Unfortunately the deal, like almost everything in the Brexit aftermath, is as unpredictable as the high seas.

First, there is the leadership challenge. Despite the lull following the vote of no confidence in Jeremy Corbyn, his first mate admitted that a leadership challenge could still be imminent.

He said: “If there is to be a challenge to Jeremy Corbyn, that will emerge I suspect over the next few days.”

McDonnell repeated he will never stand – “full stop”. He pledged to chair what he described as Corbyn’s automatic place on a re-election ticket. 
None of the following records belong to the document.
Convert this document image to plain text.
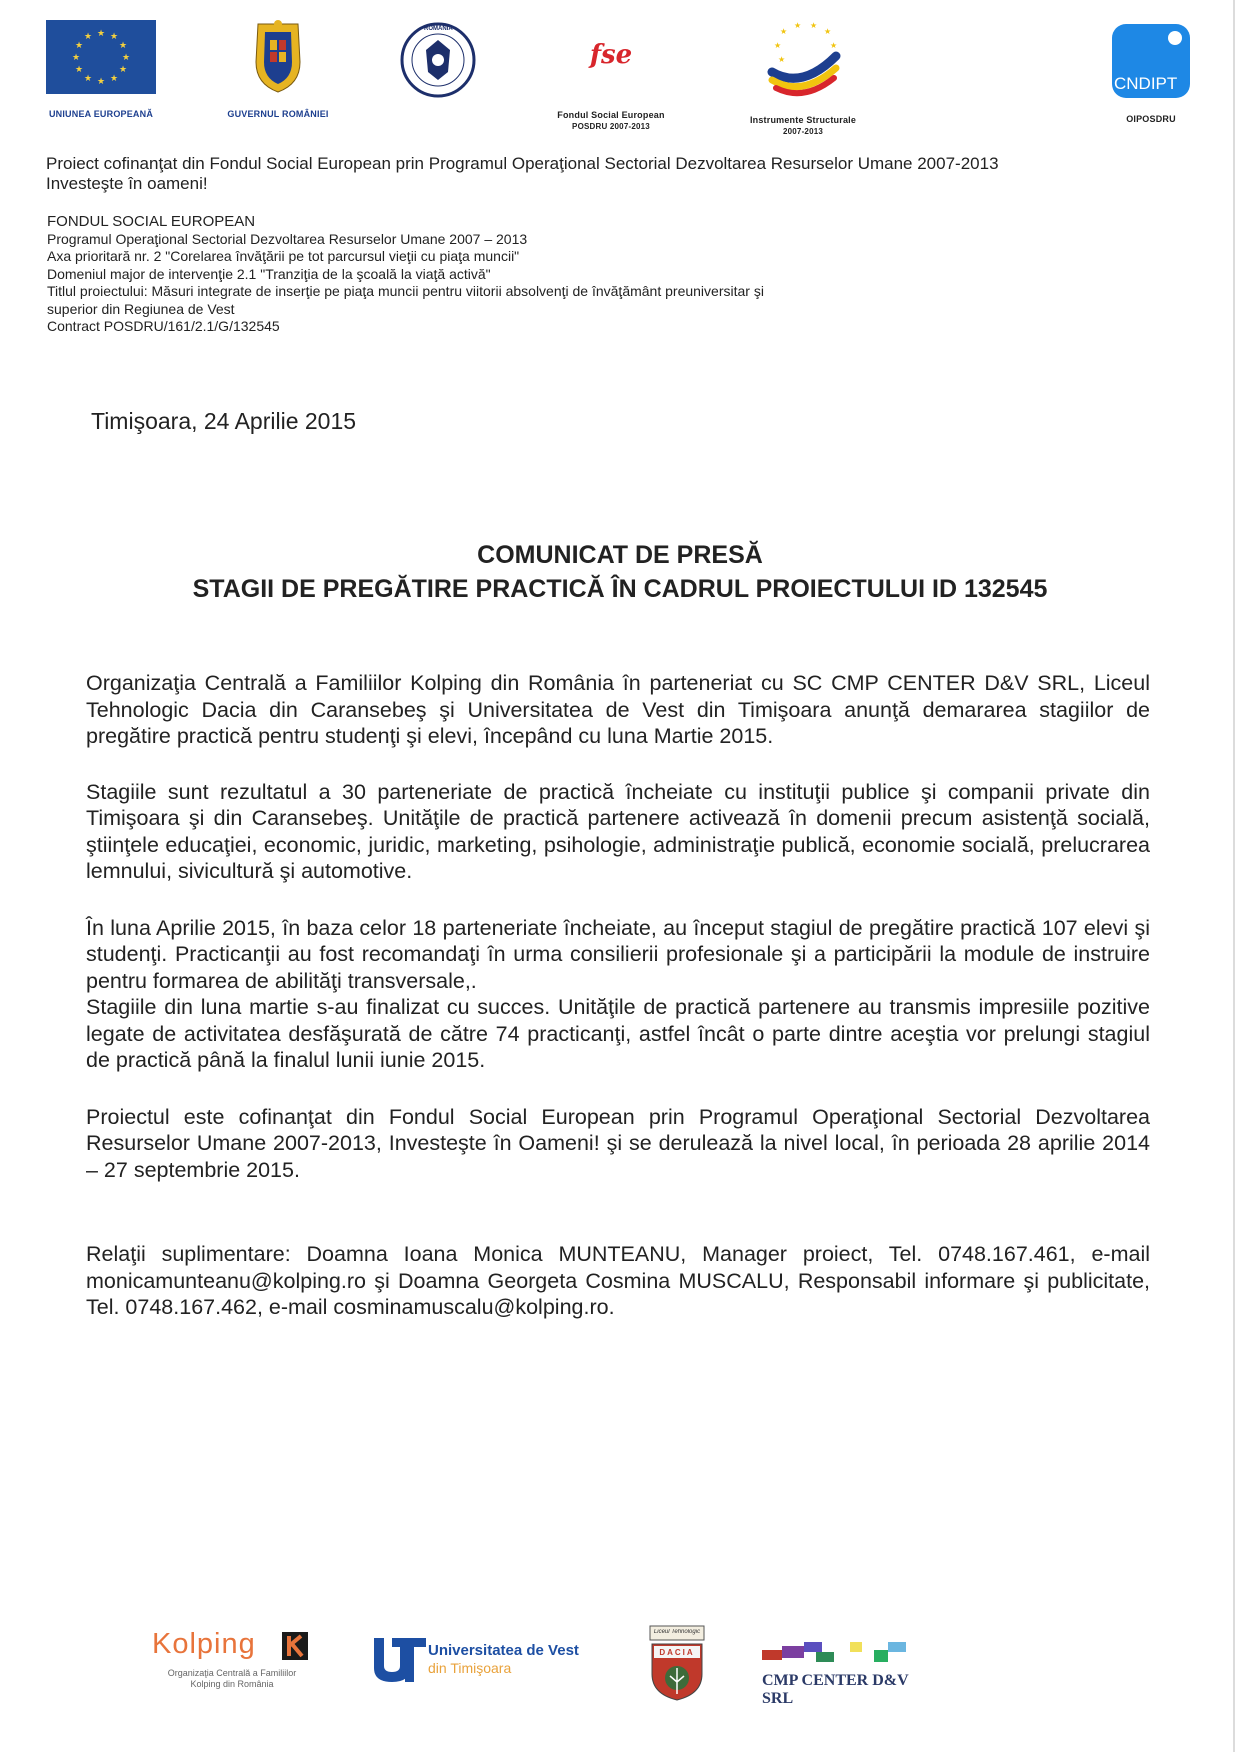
★ ★
★
★
★
★
★
★
★
★
★
★
UNIUNEA EUROPEANĂ	GUVERNUL ROMÂNIEI
ROMÂNIA
fse
Fondul Social European
POSDRU 2007-2013
★
★ ★
★
★	★
★	★
Instrumente Structurale
2007-2013
CNDIPT
OIPOSDRU
Proiect cofinanţat din Fondul Social European prin Programul Operaţional Sectorial Dezvoltarea Resurselor Umane 2007-2013
Investeşte în oameni!
FONDUL SOCIAL EUROPEAN
Programul Operaţional Sectorial Dezvoltarea Resurselor Umane 2007 – 2013
Axa prioritară nr. 2 "Corelarea învăţării pe tot parcursul vieţii cu piaţa muncii"
Domeniul major de intervenţie 2.1 "Tranziţia de la şcoală la viaţă activă"
Titlul proiectului: Măsuri integrate de inserţie pe piaţa muncii pentru viitorii absolvenţi de învăţământ preuniversitar şi
superior din Regiunea de Vest
Contract POSDRU/161/2.1/G/132545
Timişoara, 24 Aprilie 2015
COMUNICAT DE PRESĂ
STAGII DE PREGĂTIRE PRACTICĂ ÎN CADRUL PROIECTULUI ID 132545

Organizaţia Centrală a Familiilor Kolping din România în parteneriat cu SC CMP CENTER D&V SRL, Liceul Tehnologic Dacia din Caransebeş şi Universitatea de Vest din Timişoara anunţă demararea stagiilor de pregătire practică pentru studenţi şi elevi, începând cu luna Martie 2015.

Stagiile sunt rezultatul a 30 parteneriate de practică încheiate cu instituţii publice şi companii private din Timişoara şi din Caransebeş. Unităţile de practică partenere activează în domenii precum asistenţă socială, ştiinţele educaţiei, economic, juridic, marketing, psihologie, administraţie publică, economie socială, prelucrarea lemnului, sivicultură şi automotive.

În luna Aprilie 2015, în baza celor 18 parteneriate încheiate, au început stagiul de pregătire practică 107 elevi şi studenţi. Practicanţii au fost recomandaţi în urma consilierii profesionale şi a participării la module de instruire pentru formarea de abilităţi transversale,.

Stagiile din luna martie s-au finalizat cu succes. Unităţile de practică partenere au transmis impresiile pozitive legate de activitatea desfăşurată de către 74 practicanţi, astfel încât o parte dintre aceştia vor prelungi stagiul de practică până la finalul lunii iunie 2015.

Proiectul este cofinanţat din Fondul Social European prin Programul Operaţional Sectorial Dezvoltarea Resurselor Umane 2007-2013, Investeşte în Oameni! şi se derulează la nivel local, în perioada 28 aprilie 2014 – 27 septembrie 2015.

Relaţii suplimentare: Doamna Ioana Monica MUNTEANU, Manager proiect, Tel. 0748.167.461, e-mail monicamunteanu@kolping.ro şi Doamna Georgeta Cosmina MUSCALU, Responsabil informare şi publicitate, Tel. 0748.167.462, e-mail cosminamuscalu@kolping.ro.

Kolping
Organizaţia Centrală a Familiilor
Kolping din România
Universitatea de Vest
din Timişoara
Liceul Tehnologic
DACIA
CMP CENTER D&V SRL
Should the rebel Labour MPs fail to capsize the Corbyn leadership, though, it will still be tough for a half-abandoned shadow cabinet to have its voice heard, whether in Parliament or on the international stage.

To bursts of applause from supporters, McDonnell praised the “heroes and heroines” who had stepped up to fill their colleagues’ empty chairs. 

But he ended with a plea: “We’ll cover all the bases, but wouldn’t it be better if people came back and worked with us?”

Finally, only hinted at during McDonnell's briefing, there are the EU negotiators themselves. When asked whether he would vote against Brexit if the final deal contained none of these demands, McDonnell said: “We have to respect the decision that was made. Otherwise we undermine all confidence in the democratic process.”

At a time when both main political parties are in turmoil, the embattled shadow chancellor is astute to chart a course for the negotiations on the horizon. But his chances of getting there could be scuppered within days.